Nestes relatos, as mortes voluntárias dos cativos são descritas como uma
forma passiva de suicídio – recusar alimentos e deixar-se morrer de
inanição e tristeza – e também pelos métodos universais, como
enforcamento, afogamento, uso de armas brancas etc.”, explica a
psiquiatra Ana Maria Galdini Oda, professora adjunta do Departamento de
Medicina do Centro de Ciências Biológicas e da Saúde da Universidade
Federal de São Carlos (UFScar), que analisou o banzo em sua pesquisa Dos desgostos provenientes do cativeiro: uma história da psicopatologia dos escravos brasileiros no século XIX,
que recebeu da FAPESP uma bolsa do Programa de Jovem Pesquisador em
Centro Emergente. “Invariavelmente, os narradores atribuíam esse desejo
de morrer a uma enfermidade melancólica, relacionada à situação de
cativeiro: o desgosto causado pelo afastamento violento da África, a
revolta pela perda de liberdade e as reações aos castigos pesados e
injustos.”
Segundo a pesquisadora, a análise histórica da
enfermidade reafirma a necessidade de desfazer explicações
simplificadoras sobre os males de escravos, seja o banzo, seja a sua
forma extrema, o suicídio, como decorrentes dos “desgostos provenientes
do cativeiro”, fórmula usada no século XIX para encobrir a natureza
violenta da relação entre escravos e senhores. Na história do banzo,
então, se cruzam várias rotas da história: histórias da psicopatologia,
do tráfico transatlântico de escravos e das doenças. “A enfermidade
sempre aparece numa dupla posição: ela é uma entidade clínica, uma
variação da nostalgia europeia nos trópicos, associada a outras doenças
dos negros e, ao mesmo tempo, não se dissocia dos debates políticos
sobre o cativeiro negro”, observa a pesquisadora. Segundo o Vocabulário, de Bluteau, de 1712, um jogo está banzeiro
quando nem uma das partes ganha, uma indefinição enervante. “A história
do banzo remete a um jogo assim, de escravos contra senhores, da vida
contra a morte, em longa e tensa peleja.” Curiosamente, o conceito de
banzo deve sua origem a uma formulação europeia sobre a nostalgia como
doença. O ponto inicial dessa história é a dissertação do médico suíço
Johannes Hofer (Basileia, 1678), De nostalgia, que descreve a “nostalgia”, palavra composta a partir dos radicais gregos nóstos (regresso) e álgos (dor física ou moral), como uma enfermidade a que os suíços seriam predispostos, conhecida como Heimweh (ou maladie du pays, na França, ou mal del corazón na Espanha).

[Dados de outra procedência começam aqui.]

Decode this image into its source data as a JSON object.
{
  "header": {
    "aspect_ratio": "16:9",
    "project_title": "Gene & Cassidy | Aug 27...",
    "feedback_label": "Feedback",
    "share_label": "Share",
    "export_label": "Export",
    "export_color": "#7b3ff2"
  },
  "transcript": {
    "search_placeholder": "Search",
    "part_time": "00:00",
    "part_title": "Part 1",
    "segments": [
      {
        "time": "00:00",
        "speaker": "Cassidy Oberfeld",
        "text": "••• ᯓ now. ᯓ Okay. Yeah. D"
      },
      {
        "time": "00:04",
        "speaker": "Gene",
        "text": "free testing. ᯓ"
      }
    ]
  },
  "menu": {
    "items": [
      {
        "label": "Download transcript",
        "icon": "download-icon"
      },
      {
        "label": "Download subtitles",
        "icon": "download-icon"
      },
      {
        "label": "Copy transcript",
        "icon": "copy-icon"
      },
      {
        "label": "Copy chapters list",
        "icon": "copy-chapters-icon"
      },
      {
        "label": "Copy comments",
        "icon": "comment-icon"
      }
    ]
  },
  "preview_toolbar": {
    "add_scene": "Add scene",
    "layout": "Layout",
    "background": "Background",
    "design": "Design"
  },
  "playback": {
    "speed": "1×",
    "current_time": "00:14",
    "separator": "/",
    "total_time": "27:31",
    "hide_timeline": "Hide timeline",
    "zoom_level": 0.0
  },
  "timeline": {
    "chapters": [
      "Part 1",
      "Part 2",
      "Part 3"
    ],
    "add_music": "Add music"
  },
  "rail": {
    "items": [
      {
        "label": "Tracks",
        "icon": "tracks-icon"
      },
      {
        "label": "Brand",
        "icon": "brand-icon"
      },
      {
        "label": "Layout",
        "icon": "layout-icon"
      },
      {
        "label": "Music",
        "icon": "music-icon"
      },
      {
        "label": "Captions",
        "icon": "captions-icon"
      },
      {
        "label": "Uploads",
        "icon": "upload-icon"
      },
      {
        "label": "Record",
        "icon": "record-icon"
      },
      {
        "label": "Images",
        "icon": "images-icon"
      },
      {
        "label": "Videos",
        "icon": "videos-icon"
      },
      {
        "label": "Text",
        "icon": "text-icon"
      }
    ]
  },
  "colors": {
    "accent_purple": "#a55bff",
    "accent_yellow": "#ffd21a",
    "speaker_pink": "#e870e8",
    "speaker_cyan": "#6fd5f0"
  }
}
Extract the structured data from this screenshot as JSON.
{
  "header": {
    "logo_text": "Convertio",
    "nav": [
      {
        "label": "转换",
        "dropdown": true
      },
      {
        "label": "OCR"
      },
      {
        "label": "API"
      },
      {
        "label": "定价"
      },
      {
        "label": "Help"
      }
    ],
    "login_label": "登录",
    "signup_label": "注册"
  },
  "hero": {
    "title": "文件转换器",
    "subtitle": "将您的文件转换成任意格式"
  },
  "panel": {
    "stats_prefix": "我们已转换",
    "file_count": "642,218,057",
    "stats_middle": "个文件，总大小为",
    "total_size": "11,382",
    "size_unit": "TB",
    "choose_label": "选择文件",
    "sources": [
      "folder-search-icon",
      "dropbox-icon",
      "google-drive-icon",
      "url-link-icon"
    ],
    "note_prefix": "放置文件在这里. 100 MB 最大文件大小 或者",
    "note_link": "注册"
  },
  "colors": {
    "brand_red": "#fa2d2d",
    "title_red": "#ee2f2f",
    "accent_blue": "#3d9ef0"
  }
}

A melancolia seria uma indisposição por se estar ausente do lar que se transformava em enfermidade mortal.
No
decorrer dos séculos XVIII e XIX, a nostalgia tornou-se objeto de
muitos trabalhos médicos e, aos poucos, a melancolia helvética foi
rapidamente se tornando menos suíça: a elevada ocorrência dessa
enfermidade nos exércitos de várias nações europeias tornara a patologia
um objeto de especial interesse dos médicos militares (como o cirurgião
do exército de Napoleão, Larrey), que relatavam verdadeiras epidemias
de nostalgia. Até o célebre Phillipe Pinel dedicou--se ao tema na Encyclopédie méthodique.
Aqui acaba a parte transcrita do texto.